Nira could no longer lie to herself and say he didn't know what he was saying, or that he didn't mean it. Not when he spat the words with such conviction. She should go. Just leave. It was what he wanted, after all. She should open the door and leave.
No… no, why should she be the doormat for his pain to tread upon? She'd done everything right. His suffering didn't give him the right to say such things to her. She didn't deserve this. Nira was beginning to suspect that just like Edmund, and just like Jowan, perhaps she'd never truly known Cullen at all.
Emboldened by indignation, Nira straightened her posture and took another step into the room towards him.

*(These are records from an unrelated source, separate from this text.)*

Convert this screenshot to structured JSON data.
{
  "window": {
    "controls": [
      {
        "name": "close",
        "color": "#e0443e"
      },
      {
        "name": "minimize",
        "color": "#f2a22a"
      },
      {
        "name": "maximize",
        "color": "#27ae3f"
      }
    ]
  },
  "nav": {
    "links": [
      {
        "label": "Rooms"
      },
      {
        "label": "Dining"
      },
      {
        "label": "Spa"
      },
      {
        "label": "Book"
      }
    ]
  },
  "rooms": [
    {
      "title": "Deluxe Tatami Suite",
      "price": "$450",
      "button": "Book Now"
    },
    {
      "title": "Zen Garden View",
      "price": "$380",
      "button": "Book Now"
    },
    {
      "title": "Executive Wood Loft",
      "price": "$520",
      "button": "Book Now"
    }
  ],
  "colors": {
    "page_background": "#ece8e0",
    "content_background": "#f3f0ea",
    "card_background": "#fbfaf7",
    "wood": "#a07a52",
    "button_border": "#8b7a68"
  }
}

"Get a hold of yourself. I'm not the one who hurt you, Cullen. Uldred and his bloodmages are dead. I killed them. But if we let the seeds of division they sowed fester, their ghosts still win. And then everyone who died will have died for nothing." Nira said. "I am not your enemy, so don't treat me like one."

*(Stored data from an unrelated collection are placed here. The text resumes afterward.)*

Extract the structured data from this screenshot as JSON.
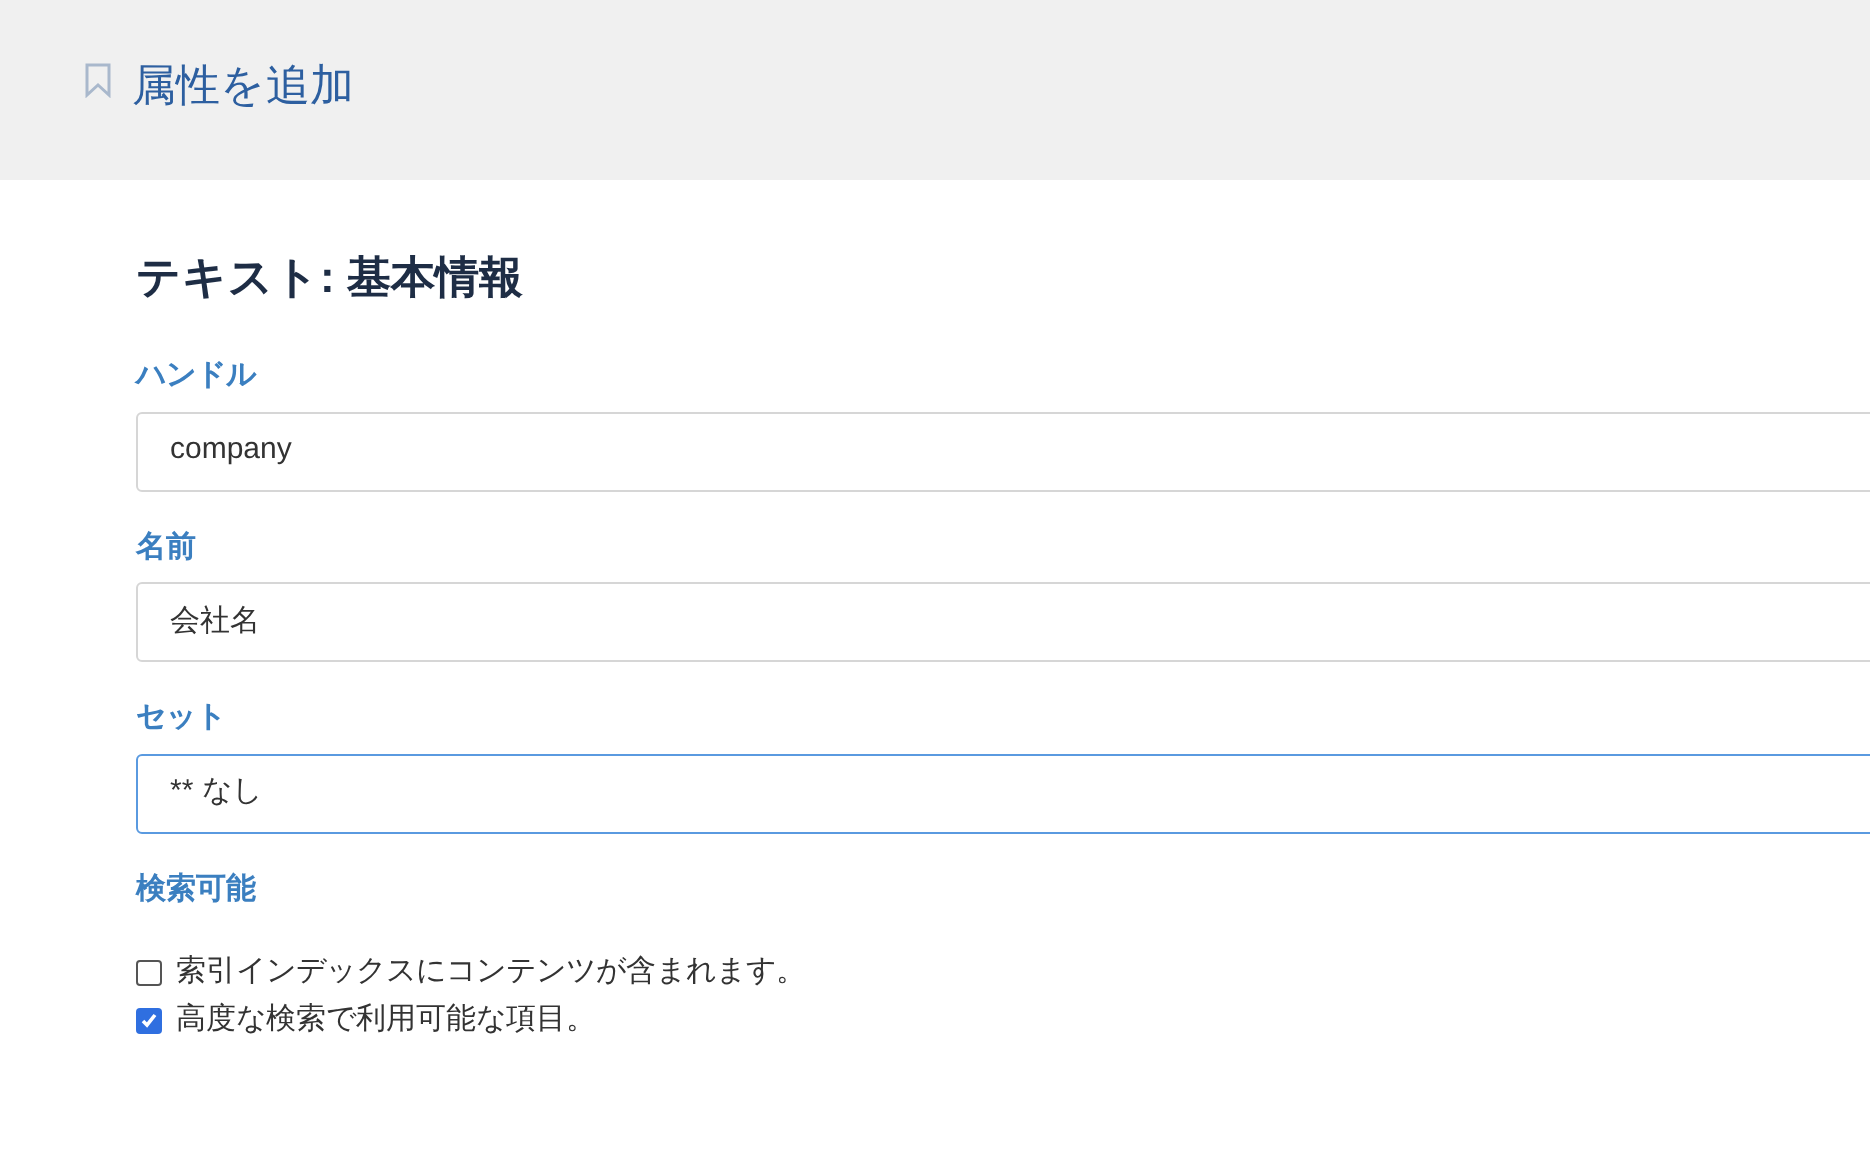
{
  "header": {
    "title": "属性を追加"
  },
  "section": {
    "title": "テキスト: 基本情報"
  },
  "fields": [
    {
      "label": "ハンドル",
      "value": "company",
      "focused": false
    },
    {
      "label": "名前",
      "value": "会社名",
      "focused": false
    },
    {
      "label": "セット",
      "value": "** なし",
      "focused": true
    }
  ],
  "searchable": {
    "label": "検索可能",
    "options": [
      {
        "label": "索引インデックスにコンテンツが含まれます。",
        "checked": false
      },
      {
        "label": "高度な検索で利用可能な項目。",
        "checked": true
      }
    ]
  }
}
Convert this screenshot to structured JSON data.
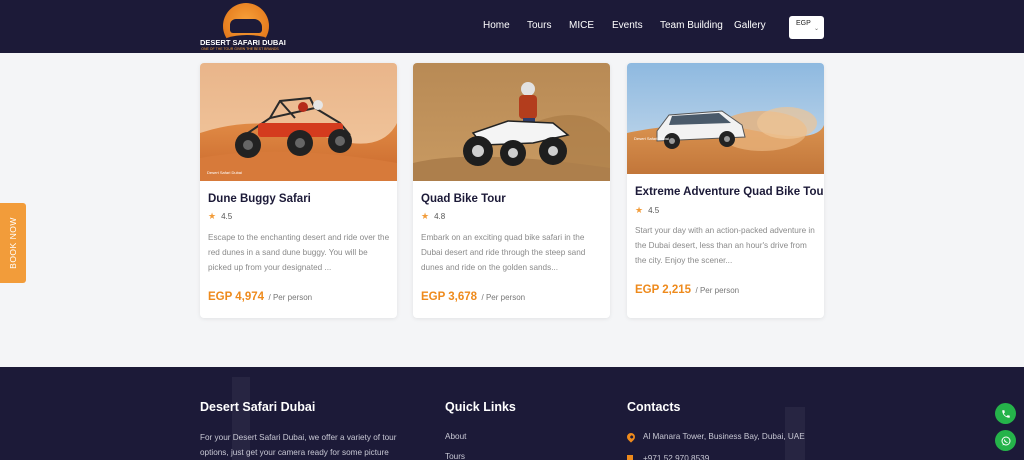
{
  "header": {
    "logo_text": "DESERT SAFARI DUBAI",
    "logo_tagline": "ONE OF THE TOUR GIVEN THE BEST BRANDS",
    "nav": [
      {
        "label": "Home"
      },
      {
        "label": "Tours"
      },
      {
        "label": "MICE"
      },
      {
        "label": "Events"
      },
      {
        "label": "Team Building"
      },
      {
        "label": "Gallery"
      }
    ],
    "currency": "EGP",
    "currency_caret": "⌄"
  },
  "cards": [
    {
      "title": "Dune Buggy Safari",
      "rating": "4.5",
      "description": "Escape to the enchanting desert and ride over the red dunes in a sand dune buggy. You will be picked up from your designated ...",
      "price": "EGP 4,974",
      "price_unit": "/ Per person",
      "image_caption": "Desert Safari Dubai"
    },
    {
      "title": "Quad Bike Tour",
      "rating": "4.8",
      "description": "Embark on an exciting quad bike safari in the Dubai desert and ride through the steep sand dunes and ride on the golden sands...",
      "price": "EGP 3,678",
      "price_unit": "/ Per person"
    },
    {
      "title": "Extreme Adventure Quad Bike Tour",
      "rating": "4.5",
      "description": "Start your day with an action-packed adventure in the Dubai desert, less than an hour's drive from the city. Enjoy the scener...",
      "price": "EGP 2,215",
      "price_unit": "/ Per person",
      "image_caption": "Desert Safari Dubai"
    }
  ],
  "book_now": "BOOK NOW",
  "footer": {
    "about_title": "Desert Safari Dubai",
    "about_text": "For your Desert Safari Dubai, we offer a variety of tour options, just get your camera ready for some picture",
    "links_title": "Quick Links",
    "links": [
      "About",
      "Tours"
    ],
    "contacts_title": "Contacts",
    "address": "Al Manara Tower, Business Bay, Dubai, UAE",
    "phone": "+971 52 970 8539"
  },
  "colors": {
    "navy": "#1c1a38",
    "accent": "#ee8a1c",
    "whatsapp": "#25b34a"
  },
  "icons": [
    "star-icon",
    "location-pin-icon",
    "phone-icon",
    "whatsapp-icon",
    "chevron-down-icon"
  ]
}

"Lover, enemy, friend, threat, ally… mage." The words came out hurried and slightly slurred, like he was trying to pick out which ones were real. His eyes were glazed over and glassy, like he wasn't even there anymore. "'Mage' is the only thing about you that will never change. Enemy, ally, none of that matters. It's my duty to oppose you because you'll always be dangerous."

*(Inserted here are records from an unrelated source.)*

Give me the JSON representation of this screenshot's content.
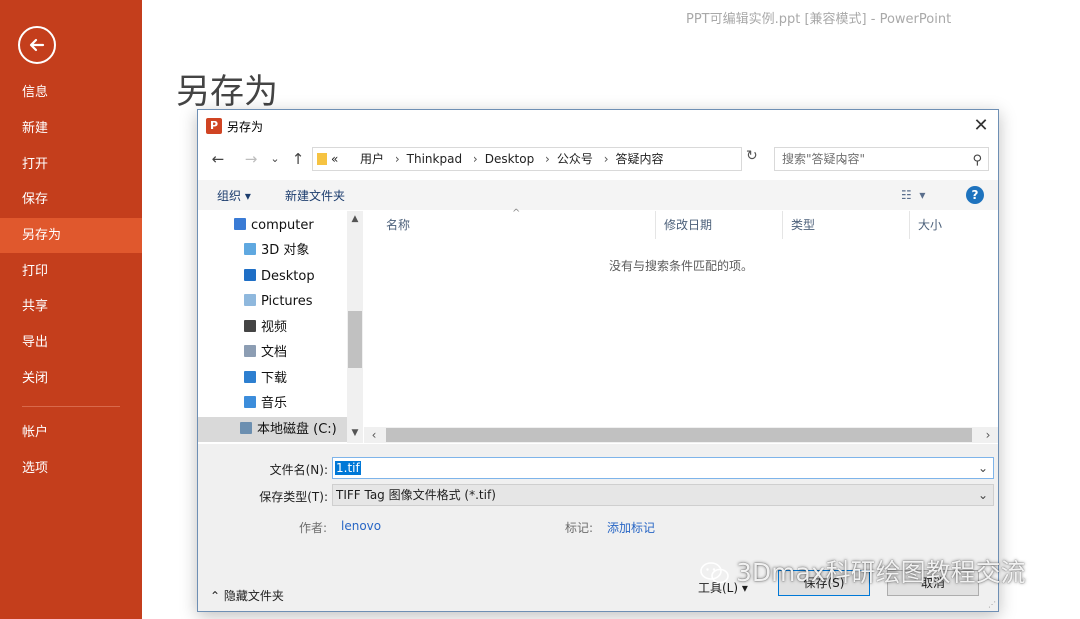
{
  "window": {
    "title": "PPT可编辑实例.ppt [兼容模式] - PowerPoint"
  },
  "backstage": {
    "page_title": "另存为",
    "nav": [
      {
        "label": "信息"
      },
      {
        "label": "新建"
      },
      {
        "label": "打开"
      },
      {
        "label": "保存"
      },
      {
        "label": "另存为",
        "active": true
      },
      {
        "label": "打印"
      },
      {
        "label": "共享"
      },
      {
        "label": "导出"
      },
      {
        "label": "关闭"
      },
      {
        "label": "帐户"
      },
      {
        "label": "选项"
      }
    ],
    "accent_color": "#c43e1c",
    "active_color": "#e0582d"
  },
  "dialog": {
    "title": "另存为",
    "icon": "powerpoint-icon",
    "close_glyph": "✕",
    "address": {
      "prefix": "«",
      "crumbs": [
        "用户",
        "Thinkpad",
        "Desktop",
        "公众号",
        "答疑内容"
      ]
    },
    "search": {
      "placeholder": "搜索\"答疑内容\""
    },
    "toolbar": {
      "organize": "组织 ▾",
      "new_folder": "新建文件夹",
      "help": "?"
    },
    "tree": [
      {
        "label": "computer",
        "icon": "computer-icon",
        "color": "#3a7bd5"
      },
      {
        "label": "3D 对象",
        "icon": "3d-objects-icon",
        "color": "#5fa8e0"
      },
      {
        "label": "Desktop",
        "icon": "desktop-icon",
        "color": "#1f6fc6"
      },
      {
        "label": "Pictures",
        "icon": "pictures-icon",
        "color": "#8fb8dd"
      },
      {
        "label": "视频",
        "icon": "videos-icon",
        "color": "#444444"
      },
      {
        "label": "文档",
        "icon": "documents-icon",
        "color": "#8c9db3"
      },
      {
        "label": "下载",
        "icon": "downloads-icon",
        "color": "#2d7fd0"
      },
      {
        "label": "音乐",
        "icon": "music-icon",
        "color": "#3c8ddb"
      },
      {
        "label": "本地磁盘 (C:)",
        "icon": "drive-icon",
        "color": "#6c8fb0",
        "selected": true
      }
    ],
    "columns": [
      "名称",
      "修改日期",
      "类型",
      "大小"
    ],
    "empty_message": "没有与搜索条件匹配的项。",
    "form": {
      "filename_label": "文件名(N):",
      "filename_value": "1.tif",
      "filetype_label": "保存类型(T):",
      "filetype_value": "TIFF Tag 图像文件格式 (*.tif)",
      "author_label": "作者:",
      "author_value": "lenovo",
      "tags_label": "标记:",
      "tags_value": "添加标记",
      "hide_folders": "隐藏文件夹",
      "tools": "工具(L)",
      "save": "保存(S)",
      "cancel": "取消"
    }
  },
  "watermark": {
    "text": "3Dmax科研绘图教程交流",
    "icon": "wechat-icon"
  }
}
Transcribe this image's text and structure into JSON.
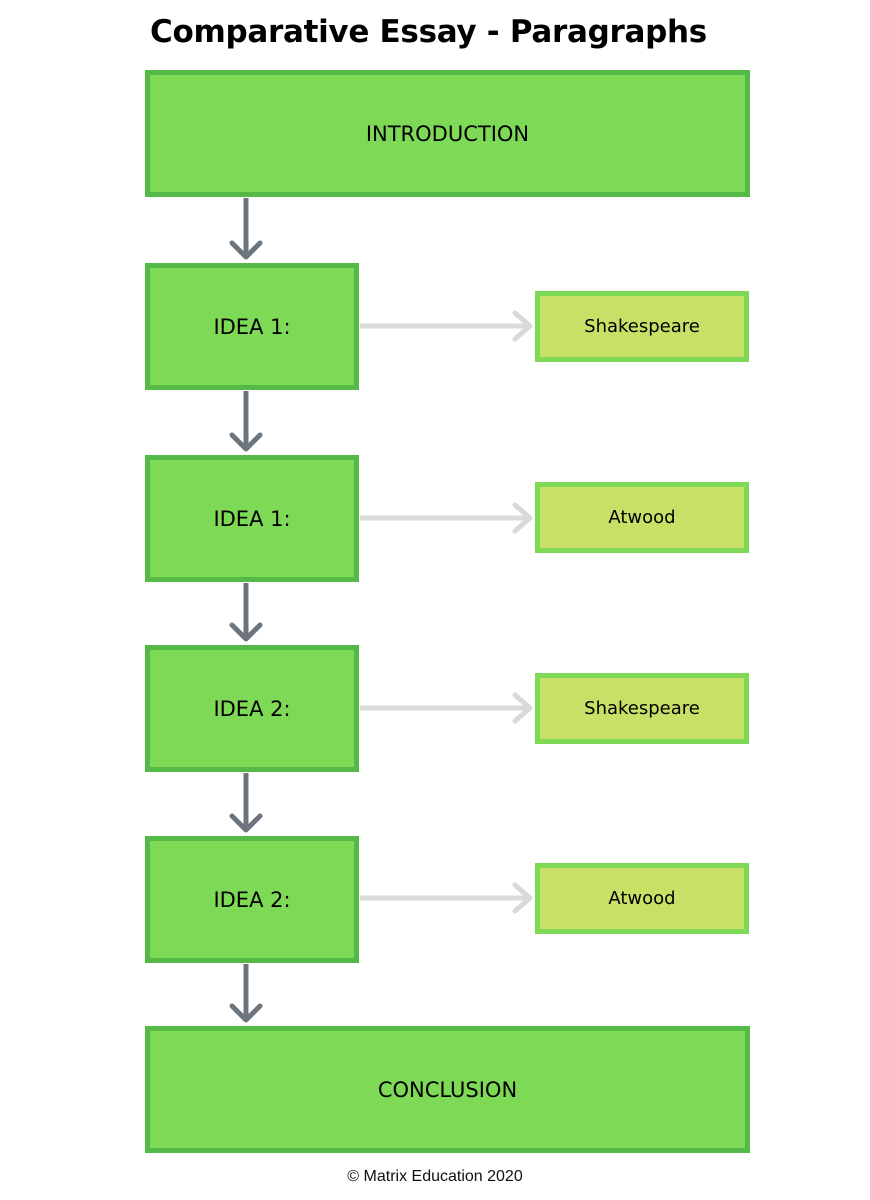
{
  "title": "Comparative Essay - Paragraphs",
  "nodes": {
    "intro": "INTRODUCTION",
    "ideas": [
      {
        "label": "IDEA 1:",
        "text": "Shakespeare"
      },
      {
        "label": "IDEA 1:",
        "text": "Atwood"
      },
      {
        "label": "IDEA 2:",
        "text": "Shakespeare"
      },
      {
        "label": "IDEA 2:",
        "text": "Atwood"
      }
    ],
    "conclusion": "CONCLUSION"
  },
  "colors": {
    "main_fill": "#7ed957",
    "main_border": "#55b947",
    "side_fill": "#c9e067",
    "side_border": "#7ed957",
    "flow_arrow": "#6c757d",
    "side_arrow": "#d9d9d9"
  },
  "footer": "© Matrix Education 2020"
}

She wanted to offer a rebuttal, but she couldn't say he wasn't correct. She was no bloodmage, no mad maleficar on a power trip intent on mass murder… but she was a storm come to life. Lightning trapped in flesh. She thought of those tiny chunks of Uldred still in the Harrowing chamber and was once again sick to her stomach. She'd done that. And it'd felt… good. To let her power blossom into destruction. Like stretching a limb that'd been stiff for far too long.
Nira would always be dangerous. Because she would always be a mage.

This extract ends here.